Compassion is key during coronavirus crisis, researchers tell Harvard Business Review
April 13, 2020
Center for Positive Organizations (CPO) faculty affiliate Monica Worline and CPO Research Advisory Board member Brianna Caza share tips for how to navigate workplace relationships during the coronavirus crisis in the Harvard Business Review article, “What Your Coworkers Need Right Now Is Compassion.”
The article notes that although many workers are on edge as they struggle to adjust to life during a pandemic, kindness and caring are more important than ever.
“When we’re under severe stress, we go back to coping patterns that are familiar and very hardened in us, and we have a hard time seeing that there’s any other way to do what we’re doing. We think we’re right and others are wrong,” Worline says. “We unwittingly break our relationships with coworkers, causing more suffering.”

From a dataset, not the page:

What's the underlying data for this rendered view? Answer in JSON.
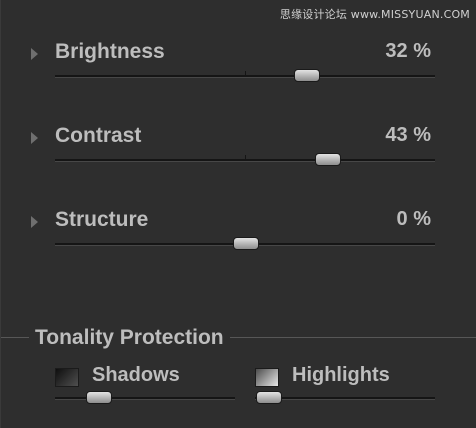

Instead, she and Caza suggest workers strive to practice compassion. They suggest the following strategies:
- View this as an opportunity to connect
- Accept differences in coping approaches, circumstances
- Be generous in your interpretations of others
- Express how you’re feeling
- Recognize your co-workers’ lives are relevant to you
- Don’t compare suffering
Remember, Worline says: “People are essentially good and they’re trying to do their best.”
Worline is a CPO Magnify Immersion Program instructor and co-authored Awakening Compassion at Work: The Quiet Power That Elevates People and Organizations with CPO co-founder and core faculty Jane Dutton.
Caza is the Richard Morantz and Sheree Walder Morantz Associate Professor of Business Ethics at the University of Manitoba.